Processamento e disseminação de informações, destacando-se as linhas de pesquisa institucionais e os projetos voltados para estudos de público, patrimônio cultural, museologia, história institucional e outros.


D

Planejamento estratégico abrangendo a organização e utilização de todos os espaços e processos de exposição do museu, intra ou extramuros, de longa ou curta duração.


E

Diagnóstico, referências teóricas e conceituais, públicos-alvos, missão educativa, objetivos educacionais, ação educativa, sustentabilidade, financiamento e avaliação.

Uma questão recorrente em diversas cartas patrimoniais é a salvaguarda das relações entre educação, ciência e cultura e a proteção por meio do inventário. Cada carta se relaciona com um aspecto do patrimônio e é formulada conforme o contexto de sua época.


No entanto, todas foram elaboradas como:


A

questões que aprofundam a educação patrimonial como forma de preservação;


B

recomendações delineadas por órgãos nacionais e internacionais com vistas a nortear a proteção aos valores patrimoniais;


C

recomendações internacionais que incentivam o inventário e o colecionamento como formação de patrimônio;


D

constatação de problemas decorrentes do crescimento da população mundial e da necessidade de educação patrimonial;


E

formas de ressaltar o caráter integral do patrimônio cultural e paisagístico.

Atualmente a Educação Museal caracteriza-se por


A

atuar estritamente na educação formal.


B

compreender o Patrimônio Cultural como fonte de conhecimento e reconhecer sua diversidade.


C

valorizar as Belas Artes em detrimento dos saberes populares.


D

propor um processo de aprendizagem passivo, em que o educando recebe e absorve o conhecimento de um especialista.


E

transmitir a verdade absoluta dentro de um paradigma de neutralidade científica.

O tema da aprendizagem em exposições é um dos mais pesquisados pelos estudiosos da educação museal. Diferentes aspectos estão presentes no processo de aprendizagem em exposições, para além dos processos cognitivos, tais como:


A

a quantidade de visitas a museus realizadas pelo público escolar.


B

as dimensões afetivas, motoras, sociais e lúdicas.


C

o volume de textos utilizado na exposição.


D

as dimensões político econômicas da instituição.


E

a ausência de educadores treinados para acompanhamento dos visitantes.

Os museus desempenham uma importante função educativa na sociedade contemporânea.
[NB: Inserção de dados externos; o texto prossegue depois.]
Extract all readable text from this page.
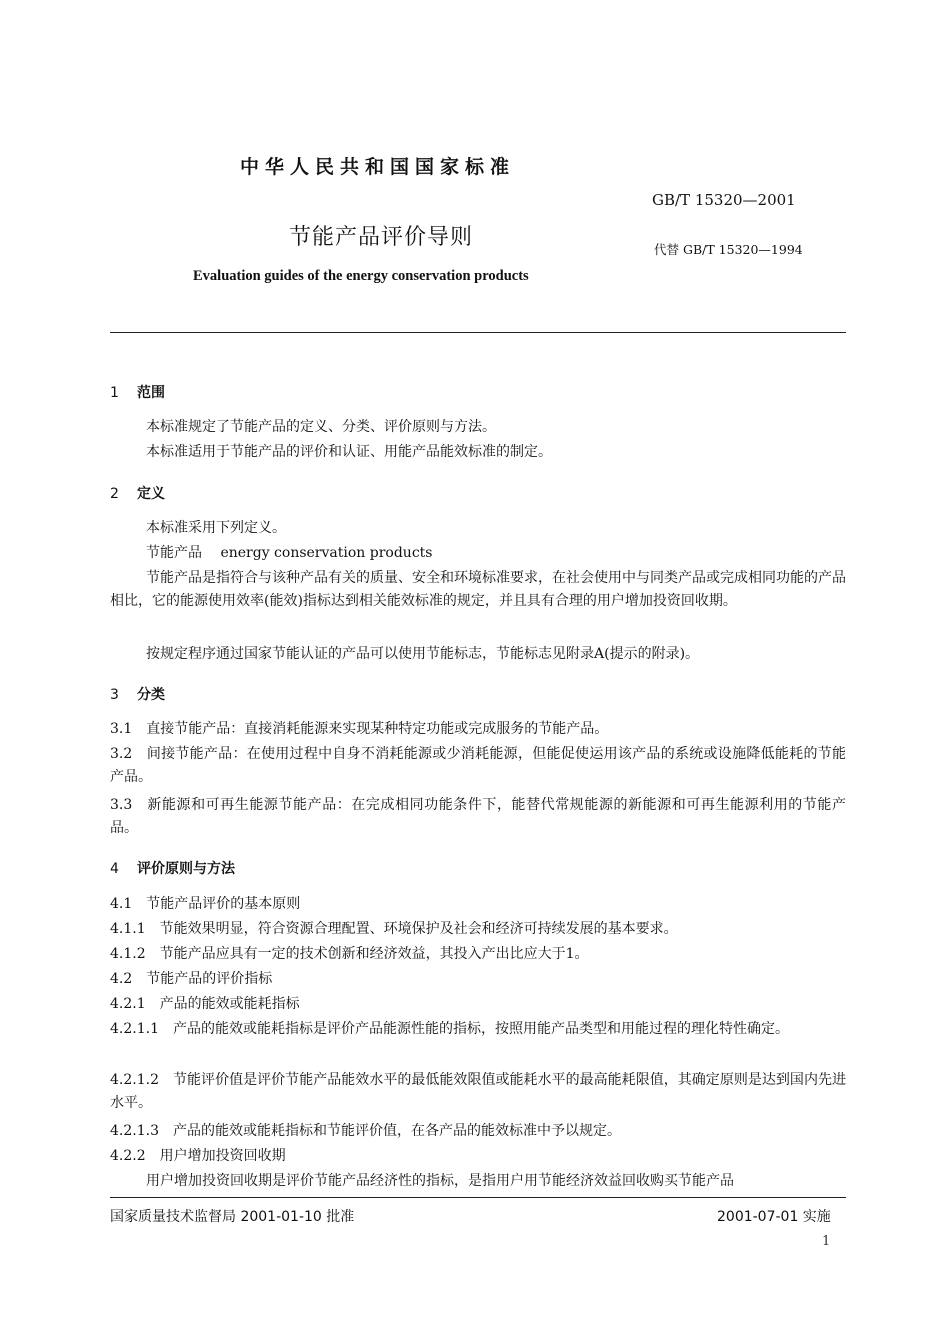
中华人民共和国国家标准
GB/T 15320—2001
节能产品评价导则	代替 GB/T 15320—1994
Evaluation guides of the energy conservation products
1 范围
本标准规定了节能产品的定义、分类、评价原则与方法。
本标准适用于节能产品的评价和认证、用能产品能效标准的制定。
2 定义
本标准采用下列定义。
节能产品　 energy conservation products
节能产品是指符合与该种产品有关的质量、安全和环境标准要求，在社会使用中与同类产品或完成相同功能的产品相比，它的能源使用效率(能效)指标达到相关能效标准的规定，并且具有合理的用户增加投资回收期。
按规定程序通过国家节能认证的产品可以使用节能标志，节能标志见附录A(提示的附录)。
3 分类
3.1　直接节能产品：直接消耗能源来实现某种特定功能或完成服务的节能产品。
3.2　间接节能产品：在使用过程中自身不消耗能源或少消耗能源，但能促使运用该产品的系统或设施降低能耗的节能产品。
3.3　新能源和可再生能源节能产品：在完成相同功能条件下，能替代常规能源的新能源和可再生能源利用的节能产品。
4 评价原则与方法
4.1　节能产品评价的基本原则
4.1.1　节能效果明显，符合资源合理配置、环境保护及社会和经济可持续发展的基本要求。
4.1.2　节能产品应具有一定的技术创新和经济效益，其投入产出比应大于1。
4.2　节能产品的评价指标
4.2.1　产品的能效或能耗指标
4.2.1.1　产品的能效或能耗指标是评价产品能源性能的指标，按照用能产品类型和用能过程的理化特性确定。
4.2.1.2　节能评价值是评价节能产品能效水平的最低能效限值或能耗水平的最高能耗限值，其确定原则是达到国内先进水平。
4.2.1.3　产品的能效或能耗指标和节能评价值，在各产品的能效标准中予以规定。
4.2.2　用户增加投资回收期
用户增加投资回收期是评价节能产品经济性的指标，是指用户用节能经济效益回收购买节能产品
国家质量技术监督局 2001-01-10 批准	2001-07-01 实施
1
Sobre esse assunto, analisar os itens abaixo:


I. Na contemporaneidade, reconhece-se que o papel dos museus vai além da mera documentação, envolvendo também a responsabilidade de denunciar, criticar e promover reflexões.

II. Os museus são menos relevantes atualmente devido à disponibilidade generalizada de informações online e às tecnologias digitais interativas.

III. A função educativa atribuída ao museu na sociedade permitiu uma ampliação das práticas museológicas, bem como uma abertura para a discussão sobre o papel do museu na sociedade contemporânea.


Está(ão) CORRETO(S):


A

Somente o item I.


B

Somente o item II.


C

Somente os itens I e II.


D

Somente os itens I e III.

Para muitos museus, especialmente os relacionados com a comunidade, o conhecimento de tradições locais e cultura regional é crucial para estabelecer uma política museológica porque


A

a definição do seu público-alvo e das ações educativas a serem propostas para a rede informal de educação são a base da programação museológica.


B

o museu é o local perfeito para promover e incentivar a conscientização para o patrimônio natural, cultural e artístico, por meio do estudo, preservação e comunicação do patrimônio material e imaterial salvaguardado pela instituição.


C

o museu deve preparar a linguagem expositiva buscando se integrar às tendências internacionais.


D

o acervo da instituição deve apresentar objetos que tragam uma nova visão de mundo e reflitam a realidade do planeta.


E

o acervo deve garantir preferencialmente que o patrimônio material seja salvaguardado.